April 2005: By now I had come to expect the unexpected from Langford, so when I saw the announcement — a “multimedia show” at a comedy club in Chelsea — I gave up predicting, and just showed up ready to experience whatever it was. Which turned out to be just possibly the greatest creation of his entire career to date.

The title of the show was “The Executioner’s Last Songs,” which reflected the genesis of the work: A theater in Wisconsin had asked Langford for a theatrical version of the Bloodshot-all-star CD series of murder ballads that he had put together to raise money for the Illinois campaign against the death penalty.

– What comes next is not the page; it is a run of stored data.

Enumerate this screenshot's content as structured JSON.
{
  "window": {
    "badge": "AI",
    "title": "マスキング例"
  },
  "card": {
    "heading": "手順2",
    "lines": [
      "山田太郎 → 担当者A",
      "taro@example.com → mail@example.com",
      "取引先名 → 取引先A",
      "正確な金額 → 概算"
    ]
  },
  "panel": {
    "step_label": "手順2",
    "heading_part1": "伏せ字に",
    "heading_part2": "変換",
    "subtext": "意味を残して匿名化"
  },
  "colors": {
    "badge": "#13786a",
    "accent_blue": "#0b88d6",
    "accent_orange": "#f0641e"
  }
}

Instead, Langford had expanded it to weave together everything from his own personal history, the Mekons’ journey through punk rock and country and the corporate music world, and the story of the venerable Chicago country band the Sundowners, to the political lessons of fourth-division soccer fandom, Herbert Marcuse’s views on the culture industry, and video clips of Langford dressed as a pirate singing satirical sea shanties about barbecue pork and farts in a boat floating in a bathroom sink — just, as he noted, to “demonstrate that I am not worthy of taxidermy just yet.” Readings flowed smoothly into performances of songs from the entirety of Langford’s career and beyond, with the added talents of Pere Ubu bassist (and sometime-deputy-Mekon) Tony Maimone and the Mekons’ Sally Timms and Jean Cook, the frighteningly talented violinist/vocalist who’d begun performing with Langford as part of yet another band, the Ship & Pilot. It was moving and political and hilarious and unforgettable, and as close to a manifesto as you’re ever likely to get from an artist who remains deadly serious about never taking the deadly serious too seriously.

Afterwards, Goulding came up on stage to join in for a set of still more Mekons and Langford and other songs, playing percussion on an upturned plastic bucket and a fire extinguisher. This time I had my minidisc and microphones with me, so you can listen to the whole thing on archive.org.


The last time I saw Jon Langford was last month, when he and Jean Cook and Silos guitarist Walter Salas-Humara played an entirely unamplified set at someone’s tiny Brooklyn apartment. It was joyous and hilarious and moving yet again, and on one song Langford played a drum solo on his thighs and stomach. He would almost certainly hate to be called a role model, and I would never dishonor him by calling him that, but if you’re looking for an example of how to greet a world full of injustice and pain with a raised fist and a laugh — to hold onto the dedication that, as Langford noted in the Executioner’s piece, he developed early as a fan of hapless Newport County AFC:

“Soccer in the lower ranks was not about the big victory, or big money, or big success, it was about the lack of it, of getting by against the odds, of somehow, sometime scoring one amazing heroic victory — but more often as not, not. Blind with optimism, we’d be back again next Saturday, waiting for something to change.”

If there’s a better motto for being an activist or an artist or a musician or a writer in our times, I haven’t yet found it.